Which is why I got pretty excited when I stumbled across this blog post over at Chronicle Books. Ali Presley, online marketing manager, writes:
When you think “ebook,” you probably think of novels—or maybe even nonfiction books like dense World War II histories or business books. Certainly text-heavy books were the first to be translated into digital but thanks to improvements in ereading devices and ebook formats, today you can find nearly any type of book in a digital format.
In fact, here at Chronicle we have a goal to publish all of our new titles in both print and digital. Heavily illustrated and custom fonts? No problem. Tons of stunning photos? Bring it! We’re learning to translate even the most design-heavy works into gorgeous ebooks.

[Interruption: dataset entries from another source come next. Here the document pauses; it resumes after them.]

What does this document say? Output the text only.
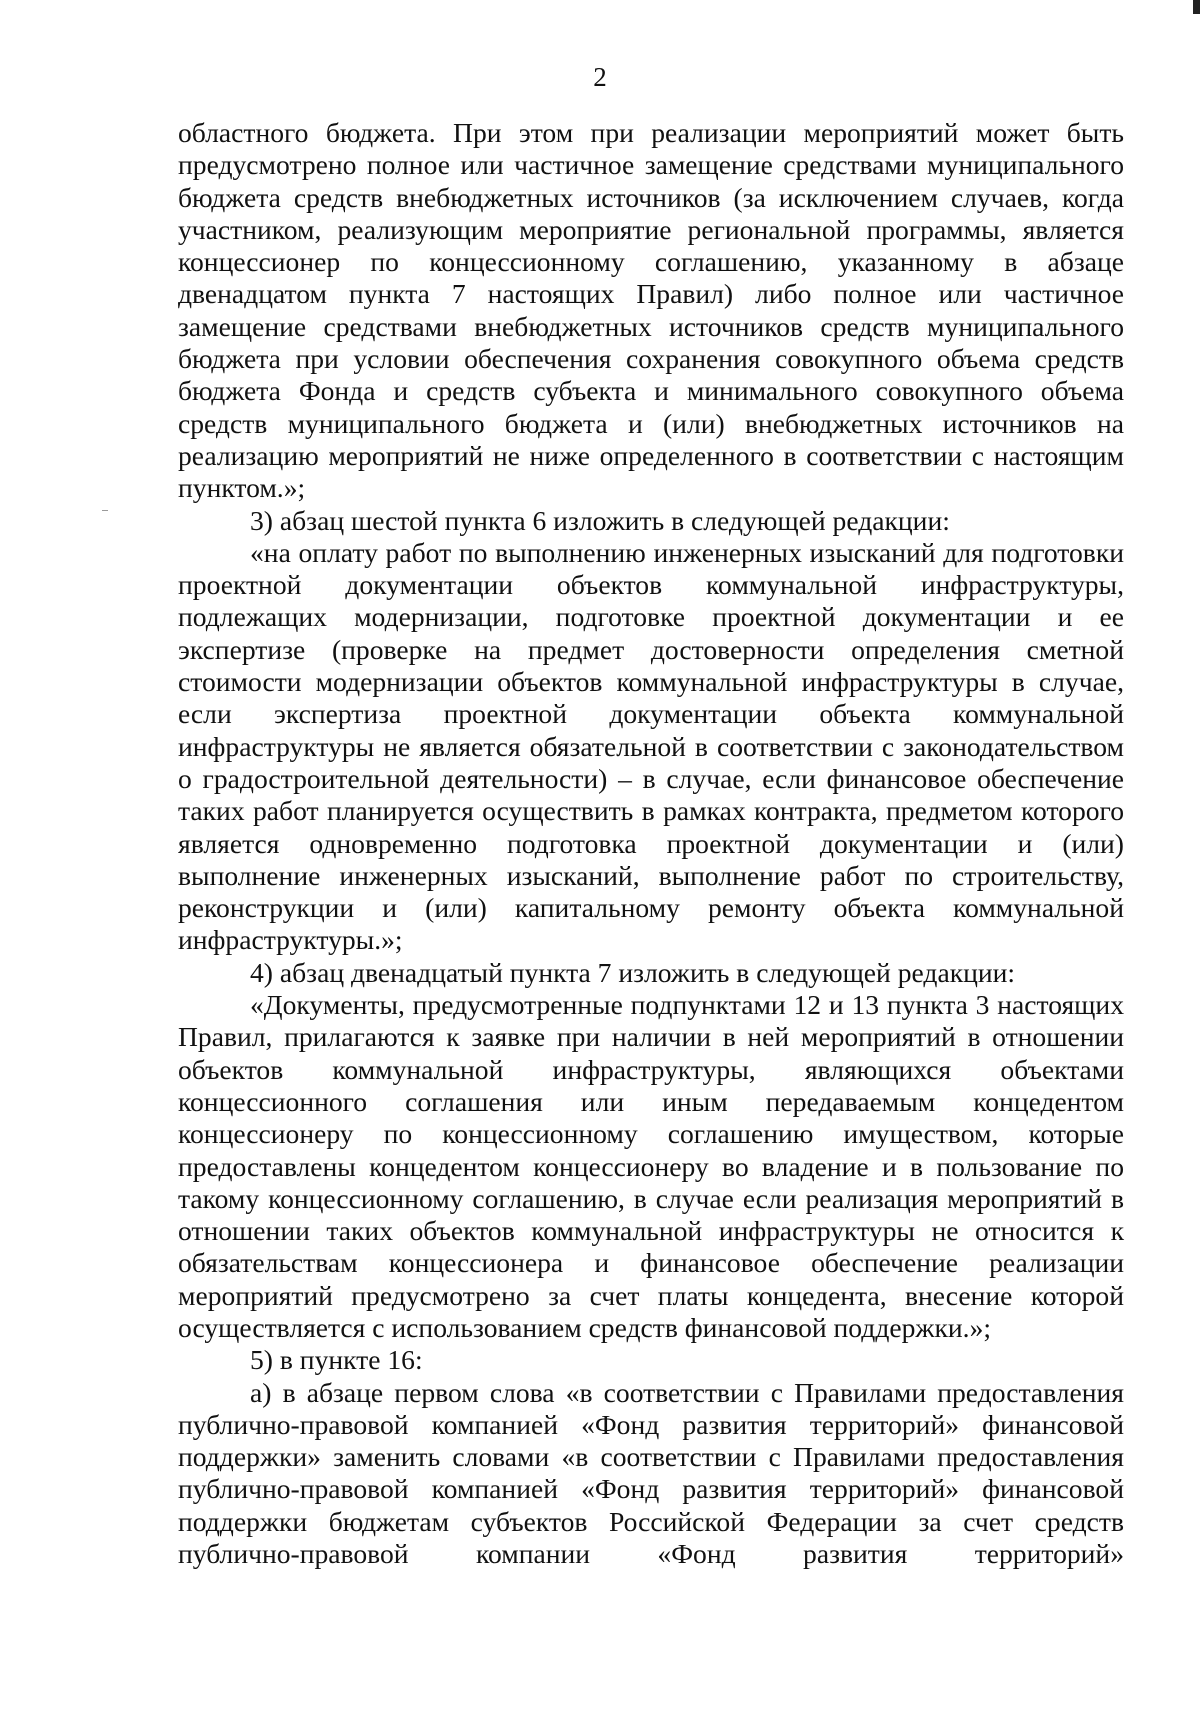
2

областного бюджета. При этом при реализации мероприятий может быть предусмотрено полное или частичное замещение средствами муниципального бюджета средств внебюджетных источников (за исключением случаев, когда участником, реализующим мероприятие региональной программы, является концессионер по концессионному соглашению, указанному в абзаце двенадцатом пункта 7 настоящих Правил) либо полное или частичное замещение средствами внебюджетных источников средств муниципального бюджета при условии обеспечения сохранения совокупного объема средств бюджета Фонда и средств субъекта и минимального совокупного объема средств муниципального бюджета и (или) внебюджетных источников на реализацию мероприятий не ниже определенного в соответствии с настоящим пунктом.»;

3) абзац шестой пункта 6 изложить в следующей редакции:

«на оплату работ по выполнению инженерных изысканий для подготовки проектной документации объектов коммунальной инфраструктуры, подлежащих модернизации, подготовке проектной документации и ее экспертизе (проверке на предмет достоверности определения сметной стоимости модернизации объектов коммунальной инфраструктуры в случае, если экспертиза проектной документации объекта коммунальной инфраструктуры не является обязательной в соответствии с законодательством о градостроительной деятельности) – в случае, если финансовое обеспечение таких работ планируется осуществить в рамках контракта, предметом которого является одновременно подготовка проектной документации и (или) выполнение инженерных изысканий, выполнение работ по строительству, реконструкции и (или) капитальному ремонту объекта коммунальной инфраструктуры.»;

4) абзац двенадцатый пункта 7 изложить в следующей редакции:

«Документы, предусмотренные подпунктами 12 и 13 пункта 3 настоящих Правил, прилагаются к заявке при наличии в ней мероприятий в отношении объектов коммунальной инфраструктуры, являющихся объектами концессионного соглашения или иным передаваемым концедентом концессионеру по концессионному соглашению имуществом, которые предоставлены концедентом концессионеру во владение и в пользование по такому концессионному соглашению, в случае если реализация мероприятий в отношении таких объектов коммунальной инфраструктуры не относится к обязательствам концессионера и финансовое обеспечение реализации мероприятий предусмотрено за счет платы концедента, внесение которой осуществляется с использованием средств финансовой поддержки.»;

5) в пункте 16:

а) в абзаце первом слова «в соответствии с Правилами предоставления публично-правовой компанией «Фонд развития территорий» финансовой поддержки» заменить словами «в соответствии с Правилами предоставления публично-правовой компанией «Фонд развития территорий» финансовой поддержки бюджетам субъектов Российской Федерации за счет средств публично-правовой компании «Фонд развития территорий»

Presley discusses their new ebooks, Inside HBO’s Game of Thrones and True Blood: Eats, Drinks, and Bites from Bon Temps, both of which draw on design principles similar to print counterparts and includes sample screen shots of a few of the pages so readers can see the designed pages for themselves.

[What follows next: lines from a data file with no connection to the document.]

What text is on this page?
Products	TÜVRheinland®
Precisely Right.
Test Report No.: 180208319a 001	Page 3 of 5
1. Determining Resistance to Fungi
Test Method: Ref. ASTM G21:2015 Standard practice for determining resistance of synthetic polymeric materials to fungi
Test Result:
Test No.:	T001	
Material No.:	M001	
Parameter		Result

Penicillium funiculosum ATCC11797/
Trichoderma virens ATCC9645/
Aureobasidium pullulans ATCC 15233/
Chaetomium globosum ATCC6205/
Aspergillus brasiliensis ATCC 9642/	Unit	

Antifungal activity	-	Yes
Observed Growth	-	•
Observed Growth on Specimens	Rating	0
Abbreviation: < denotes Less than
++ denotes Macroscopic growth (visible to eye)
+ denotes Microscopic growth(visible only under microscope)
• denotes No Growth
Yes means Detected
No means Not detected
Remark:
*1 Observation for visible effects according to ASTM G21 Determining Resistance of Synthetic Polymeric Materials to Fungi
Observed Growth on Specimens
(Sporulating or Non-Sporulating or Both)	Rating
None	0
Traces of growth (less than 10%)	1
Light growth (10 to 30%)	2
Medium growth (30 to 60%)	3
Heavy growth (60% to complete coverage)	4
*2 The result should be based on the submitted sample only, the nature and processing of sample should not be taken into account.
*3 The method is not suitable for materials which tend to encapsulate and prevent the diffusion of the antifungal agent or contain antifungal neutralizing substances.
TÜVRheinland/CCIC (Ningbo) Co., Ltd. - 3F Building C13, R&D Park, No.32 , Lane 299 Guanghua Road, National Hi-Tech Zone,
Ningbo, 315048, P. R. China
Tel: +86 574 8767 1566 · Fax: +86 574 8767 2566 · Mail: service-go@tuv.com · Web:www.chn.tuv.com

But I’m wondering—how many people are reading? Chronicle promised to give away copies of these ebooks to a couple of lucky readers who left comments on the blog post, and I was sad to see that there weren’t too many commenters. Perhaps this could have been a bit of bad luck (the post was released right around Hurricane Sandy), but it did make me wonder—are people interested in reading behind-the-scenes from the publishers? Do they even read the blogs of their favorite authors?
Maybe I’m in the minority because I have a vested interest in the publishing industry, but I think what Chronicle Books is doing is pretty fantastic. And this is not the first blog post they’ve done on the subject, either; Presley has also written about other topics, including how an ebook is made. I’d love to see more of it. In contrast, if you look at Random House’s collection of blogs, you’ll see that some of the links are pretty old, going right back to 2006. More current posts are mixed in, organized by imprint rather than by date. Is this a lost opportunity? Is anyone listening, anyway?
Whatever the case, I admire Chronicle Books for taking a big step toward building direct relationships with their readers and letting everyone know what they’ve been up to lately. Particularly in contrast to other miscellaneous reports, such as this Forbes article, which focus on what can go wrong with ebooks.